Also erst mal vorne weg ne Frage:
Das scheint mir ja hier ein sehr praxisorientiertes Forum zu sein. Ich lerne aber gerade Elektrotechnik für mein Studium der Industrieinformatik. Deshalb würde ich gerne mal wissen, ob es verpönt ist hier Fragen zu Übungsaufgaben zu stellen, oder ob das OK ist. Das Problem ist, dass ich bis jetzt kein anderes Elektrotechnikforum gefunden habe, das so stark benutzt wird. (Denn nur wo sich viele Leute tummeln, kann man ja auch auf vernünftige und schnelle Antworten hoffen)
Also, ich hoffe es ist in Ordnung. Ich möchte ja auch gar keine kompletten Lösungen haben, sondern nur etwas Hilfe an den Stellen, wo ich gar nicht mehr weiterkomme.

So, jetzt aber zum Thema:

Ich soll von diesem Schwingkreis




den Widerstand der Schaltung bei Resonanzfrequenz bestimmen. Leider gibt mein Script nur Beispiele her, wo zu dem Kondensator KEIN Widerstand parallel ist. Dann ist der Widerstand bei Resonanz ja nur der reine ohmsche Widerstand.
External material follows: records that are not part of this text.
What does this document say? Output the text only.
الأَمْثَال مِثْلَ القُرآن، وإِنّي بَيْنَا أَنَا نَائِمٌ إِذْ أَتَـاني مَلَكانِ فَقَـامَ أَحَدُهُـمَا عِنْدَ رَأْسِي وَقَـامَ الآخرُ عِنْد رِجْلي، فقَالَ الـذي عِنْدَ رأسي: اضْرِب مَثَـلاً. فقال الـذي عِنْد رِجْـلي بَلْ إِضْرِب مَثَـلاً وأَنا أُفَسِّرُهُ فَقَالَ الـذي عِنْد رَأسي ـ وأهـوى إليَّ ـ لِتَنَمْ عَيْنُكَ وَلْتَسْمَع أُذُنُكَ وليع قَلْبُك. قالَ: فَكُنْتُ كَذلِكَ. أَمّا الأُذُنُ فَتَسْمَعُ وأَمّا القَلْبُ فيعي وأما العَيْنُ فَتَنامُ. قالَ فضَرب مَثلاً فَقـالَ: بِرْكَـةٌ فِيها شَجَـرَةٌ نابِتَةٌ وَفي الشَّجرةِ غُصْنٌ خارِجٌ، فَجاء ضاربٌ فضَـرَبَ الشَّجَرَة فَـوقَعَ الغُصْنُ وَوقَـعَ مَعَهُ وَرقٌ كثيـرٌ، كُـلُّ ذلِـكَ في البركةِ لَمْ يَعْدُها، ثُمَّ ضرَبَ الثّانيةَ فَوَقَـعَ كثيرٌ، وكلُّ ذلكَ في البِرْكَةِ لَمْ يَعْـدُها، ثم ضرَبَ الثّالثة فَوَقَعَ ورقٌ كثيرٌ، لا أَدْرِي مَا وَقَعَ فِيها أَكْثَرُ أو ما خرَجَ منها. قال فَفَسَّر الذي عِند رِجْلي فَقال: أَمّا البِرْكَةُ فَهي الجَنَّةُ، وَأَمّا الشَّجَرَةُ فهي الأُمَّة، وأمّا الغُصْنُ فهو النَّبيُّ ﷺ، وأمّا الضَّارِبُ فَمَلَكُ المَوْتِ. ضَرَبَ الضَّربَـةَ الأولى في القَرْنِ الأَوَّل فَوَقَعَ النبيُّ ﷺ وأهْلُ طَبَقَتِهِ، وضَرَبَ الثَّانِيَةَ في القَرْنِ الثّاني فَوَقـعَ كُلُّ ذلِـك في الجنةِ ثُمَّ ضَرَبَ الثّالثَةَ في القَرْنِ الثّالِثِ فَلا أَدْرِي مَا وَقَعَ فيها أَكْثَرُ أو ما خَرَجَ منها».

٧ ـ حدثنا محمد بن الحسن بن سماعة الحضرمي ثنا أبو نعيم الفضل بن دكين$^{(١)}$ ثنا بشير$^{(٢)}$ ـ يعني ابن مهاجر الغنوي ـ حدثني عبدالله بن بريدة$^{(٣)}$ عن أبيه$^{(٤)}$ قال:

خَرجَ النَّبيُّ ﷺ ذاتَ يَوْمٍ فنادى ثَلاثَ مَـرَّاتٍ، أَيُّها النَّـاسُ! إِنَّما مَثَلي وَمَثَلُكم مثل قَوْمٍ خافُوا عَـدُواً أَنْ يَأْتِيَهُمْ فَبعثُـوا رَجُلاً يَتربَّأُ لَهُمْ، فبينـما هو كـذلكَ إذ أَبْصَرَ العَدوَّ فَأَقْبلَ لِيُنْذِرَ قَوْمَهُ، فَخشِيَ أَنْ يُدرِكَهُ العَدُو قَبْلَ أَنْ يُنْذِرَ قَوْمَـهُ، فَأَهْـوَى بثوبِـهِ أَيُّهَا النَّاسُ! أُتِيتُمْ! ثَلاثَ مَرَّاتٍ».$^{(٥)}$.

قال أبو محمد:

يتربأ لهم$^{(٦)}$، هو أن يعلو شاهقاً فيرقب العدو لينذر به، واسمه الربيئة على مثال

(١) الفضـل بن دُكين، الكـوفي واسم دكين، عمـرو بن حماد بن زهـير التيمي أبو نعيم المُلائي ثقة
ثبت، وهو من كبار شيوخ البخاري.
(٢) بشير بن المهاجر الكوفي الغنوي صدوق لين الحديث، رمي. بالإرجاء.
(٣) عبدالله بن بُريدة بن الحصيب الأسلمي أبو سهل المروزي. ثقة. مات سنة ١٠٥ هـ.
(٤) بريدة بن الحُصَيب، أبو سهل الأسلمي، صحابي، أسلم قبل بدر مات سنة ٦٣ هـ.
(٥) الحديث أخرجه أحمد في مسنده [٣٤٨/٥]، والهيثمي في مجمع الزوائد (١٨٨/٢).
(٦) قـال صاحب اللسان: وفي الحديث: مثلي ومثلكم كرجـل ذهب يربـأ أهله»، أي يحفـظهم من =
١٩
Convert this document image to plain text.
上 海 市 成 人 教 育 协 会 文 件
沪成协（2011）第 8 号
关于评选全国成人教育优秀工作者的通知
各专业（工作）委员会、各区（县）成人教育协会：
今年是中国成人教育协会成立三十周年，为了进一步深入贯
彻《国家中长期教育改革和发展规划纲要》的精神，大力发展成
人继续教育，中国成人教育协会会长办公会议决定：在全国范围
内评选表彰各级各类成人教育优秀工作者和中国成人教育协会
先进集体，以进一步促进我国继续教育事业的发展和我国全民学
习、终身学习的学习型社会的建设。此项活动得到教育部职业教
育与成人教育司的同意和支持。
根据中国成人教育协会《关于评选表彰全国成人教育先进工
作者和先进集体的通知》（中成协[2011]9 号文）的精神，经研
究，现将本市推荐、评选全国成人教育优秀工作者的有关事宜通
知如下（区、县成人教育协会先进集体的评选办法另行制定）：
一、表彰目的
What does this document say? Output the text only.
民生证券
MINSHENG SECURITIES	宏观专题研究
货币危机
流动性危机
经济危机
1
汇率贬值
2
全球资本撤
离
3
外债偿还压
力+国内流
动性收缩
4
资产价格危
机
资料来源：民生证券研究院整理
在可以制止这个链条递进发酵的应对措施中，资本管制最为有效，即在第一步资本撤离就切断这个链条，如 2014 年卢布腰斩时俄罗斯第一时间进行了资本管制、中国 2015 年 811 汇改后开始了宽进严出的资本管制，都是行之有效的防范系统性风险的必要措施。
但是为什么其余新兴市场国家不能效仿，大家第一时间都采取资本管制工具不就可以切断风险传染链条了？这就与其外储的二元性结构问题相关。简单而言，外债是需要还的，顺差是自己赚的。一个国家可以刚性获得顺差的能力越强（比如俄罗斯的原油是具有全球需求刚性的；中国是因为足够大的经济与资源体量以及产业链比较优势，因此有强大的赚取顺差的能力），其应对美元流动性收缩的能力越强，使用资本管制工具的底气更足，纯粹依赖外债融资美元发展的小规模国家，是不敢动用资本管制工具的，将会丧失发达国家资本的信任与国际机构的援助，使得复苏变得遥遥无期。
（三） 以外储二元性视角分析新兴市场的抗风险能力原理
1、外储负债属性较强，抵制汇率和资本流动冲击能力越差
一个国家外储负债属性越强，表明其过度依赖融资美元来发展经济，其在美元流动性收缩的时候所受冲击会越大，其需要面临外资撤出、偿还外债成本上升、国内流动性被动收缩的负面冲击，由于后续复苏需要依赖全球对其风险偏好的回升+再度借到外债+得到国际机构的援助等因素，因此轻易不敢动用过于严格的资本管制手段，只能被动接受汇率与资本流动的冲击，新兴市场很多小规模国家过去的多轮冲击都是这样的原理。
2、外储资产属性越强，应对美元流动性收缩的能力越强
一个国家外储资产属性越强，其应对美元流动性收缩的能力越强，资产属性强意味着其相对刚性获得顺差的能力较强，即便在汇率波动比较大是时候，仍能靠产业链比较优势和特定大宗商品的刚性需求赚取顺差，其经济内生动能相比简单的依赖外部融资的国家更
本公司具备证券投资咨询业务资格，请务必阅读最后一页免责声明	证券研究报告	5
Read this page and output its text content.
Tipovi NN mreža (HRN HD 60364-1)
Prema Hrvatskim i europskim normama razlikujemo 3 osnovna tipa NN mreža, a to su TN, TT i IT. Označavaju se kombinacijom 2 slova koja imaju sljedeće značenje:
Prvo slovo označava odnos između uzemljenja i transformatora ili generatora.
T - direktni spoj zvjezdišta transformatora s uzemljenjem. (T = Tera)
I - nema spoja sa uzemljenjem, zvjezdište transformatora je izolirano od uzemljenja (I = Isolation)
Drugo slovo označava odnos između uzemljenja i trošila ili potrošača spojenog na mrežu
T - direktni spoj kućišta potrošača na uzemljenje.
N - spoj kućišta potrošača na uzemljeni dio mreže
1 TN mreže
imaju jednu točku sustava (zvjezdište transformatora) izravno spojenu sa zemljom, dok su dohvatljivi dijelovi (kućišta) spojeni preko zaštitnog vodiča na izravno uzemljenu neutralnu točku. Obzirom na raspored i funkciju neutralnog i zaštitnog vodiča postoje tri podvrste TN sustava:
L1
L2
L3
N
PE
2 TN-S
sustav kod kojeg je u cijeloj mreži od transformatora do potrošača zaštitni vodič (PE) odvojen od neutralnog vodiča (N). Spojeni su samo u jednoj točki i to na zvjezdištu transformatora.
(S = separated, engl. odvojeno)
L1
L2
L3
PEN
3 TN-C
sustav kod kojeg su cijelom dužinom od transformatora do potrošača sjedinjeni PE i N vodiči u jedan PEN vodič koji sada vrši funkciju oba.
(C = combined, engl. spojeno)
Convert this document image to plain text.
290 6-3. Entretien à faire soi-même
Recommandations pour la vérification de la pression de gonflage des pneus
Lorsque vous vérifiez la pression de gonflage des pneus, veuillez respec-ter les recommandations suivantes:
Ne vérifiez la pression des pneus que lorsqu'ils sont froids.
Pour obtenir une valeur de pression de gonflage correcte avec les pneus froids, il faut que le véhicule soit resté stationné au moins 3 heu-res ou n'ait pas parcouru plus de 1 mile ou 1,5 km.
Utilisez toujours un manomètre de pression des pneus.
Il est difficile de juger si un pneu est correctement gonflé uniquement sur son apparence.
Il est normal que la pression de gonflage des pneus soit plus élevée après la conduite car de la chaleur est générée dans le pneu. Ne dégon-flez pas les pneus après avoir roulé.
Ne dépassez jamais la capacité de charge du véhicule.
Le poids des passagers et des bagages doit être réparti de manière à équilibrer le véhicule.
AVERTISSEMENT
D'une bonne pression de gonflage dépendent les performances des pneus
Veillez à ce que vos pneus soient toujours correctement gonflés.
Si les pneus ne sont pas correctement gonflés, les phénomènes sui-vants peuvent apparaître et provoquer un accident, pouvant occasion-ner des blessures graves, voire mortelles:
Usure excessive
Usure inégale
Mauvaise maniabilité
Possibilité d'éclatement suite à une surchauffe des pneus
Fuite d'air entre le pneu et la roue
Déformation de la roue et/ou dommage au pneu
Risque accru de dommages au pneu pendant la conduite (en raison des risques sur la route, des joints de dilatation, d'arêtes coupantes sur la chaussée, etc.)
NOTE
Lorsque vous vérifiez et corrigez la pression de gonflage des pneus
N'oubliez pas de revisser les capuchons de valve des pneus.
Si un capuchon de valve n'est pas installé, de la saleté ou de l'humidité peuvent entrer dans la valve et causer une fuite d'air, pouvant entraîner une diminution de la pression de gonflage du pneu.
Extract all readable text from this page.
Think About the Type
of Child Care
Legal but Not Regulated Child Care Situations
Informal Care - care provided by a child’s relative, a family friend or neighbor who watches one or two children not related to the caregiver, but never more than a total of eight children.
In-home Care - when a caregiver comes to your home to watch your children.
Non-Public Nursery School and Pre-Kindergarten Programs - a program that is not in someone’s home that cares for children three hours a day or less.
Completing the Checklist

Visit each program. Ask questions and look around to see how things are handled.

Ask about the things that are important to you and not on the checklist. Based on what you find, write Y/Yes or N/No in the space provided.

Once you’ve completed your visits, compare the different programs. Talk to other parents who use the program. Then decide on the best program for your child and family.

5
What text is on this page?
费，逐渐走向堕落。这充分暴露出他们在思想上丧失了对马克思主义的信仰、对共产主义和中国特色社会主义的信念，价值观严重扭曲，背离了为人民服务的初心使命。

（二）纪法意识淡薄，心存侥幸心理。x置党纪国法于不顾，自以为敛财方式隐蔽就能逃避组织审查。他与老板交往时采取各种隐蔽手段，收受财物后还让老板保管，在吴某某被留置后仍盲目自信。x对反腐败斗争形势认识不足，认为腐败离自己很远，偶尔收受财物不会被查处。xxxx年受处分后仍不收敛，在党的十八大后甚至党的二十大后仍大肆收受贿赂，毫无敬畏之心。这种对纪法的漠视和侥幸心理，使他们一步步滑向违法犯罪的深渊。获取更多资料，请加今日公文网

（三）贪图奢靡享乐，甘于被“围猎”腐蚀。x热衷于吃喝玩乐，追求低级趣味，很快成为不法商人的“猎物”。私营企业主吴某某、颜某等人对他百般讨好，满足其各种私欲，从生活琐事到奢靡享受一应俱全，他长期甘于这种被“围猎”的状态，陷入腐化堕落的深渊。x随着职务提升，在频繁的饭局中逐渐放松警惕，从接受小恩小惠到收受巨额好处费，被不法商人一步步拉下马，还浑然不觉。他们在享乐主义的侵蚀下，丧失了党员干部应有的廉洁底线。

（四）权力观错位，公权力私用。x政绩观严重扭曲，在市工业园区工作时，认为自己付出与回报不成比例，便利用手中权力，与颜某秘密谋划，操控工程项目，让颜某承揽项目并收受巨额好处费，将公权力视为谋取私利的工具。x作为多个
Ist das denn jetzt in diesem Fall genauso, also R1+R2, oder muss ich da anders ran gehen.
Als Resonanzfrequenz habe ich übrigens 890Hz herausbekommen. Wäre nett, wenn mir mal jemand sagen könnte, ob das richtig ist, denn dieser eine Widerstand hat mich ganz schön durcheinander gebracht.

Vielen Dank schon mal
Maik

[ Diese Nachricht wurde geändert von: kiamur am  7 Jun 2004 14:46 ]

[ Diese Nachricht wurde geändert von: kiamur am  7 Jun 2004 14:47 ]

BID = 73580

perl

Ehrenmitglied



Beiträge: 11110,1
Wohnort: Rheinbach

 

  


Zitat :
Als Resonanzfrequenz habe ich übrigens 890Hz herausbekommen. Wäre nett, wenn mir mal jemand sagen könnte, ob das richtig ist.........

Kann sein, kann auch nicht sein.

Leider hab ich meine Kristallkugel verlegt, mit der ich sonst fehlende Angaben ermittle.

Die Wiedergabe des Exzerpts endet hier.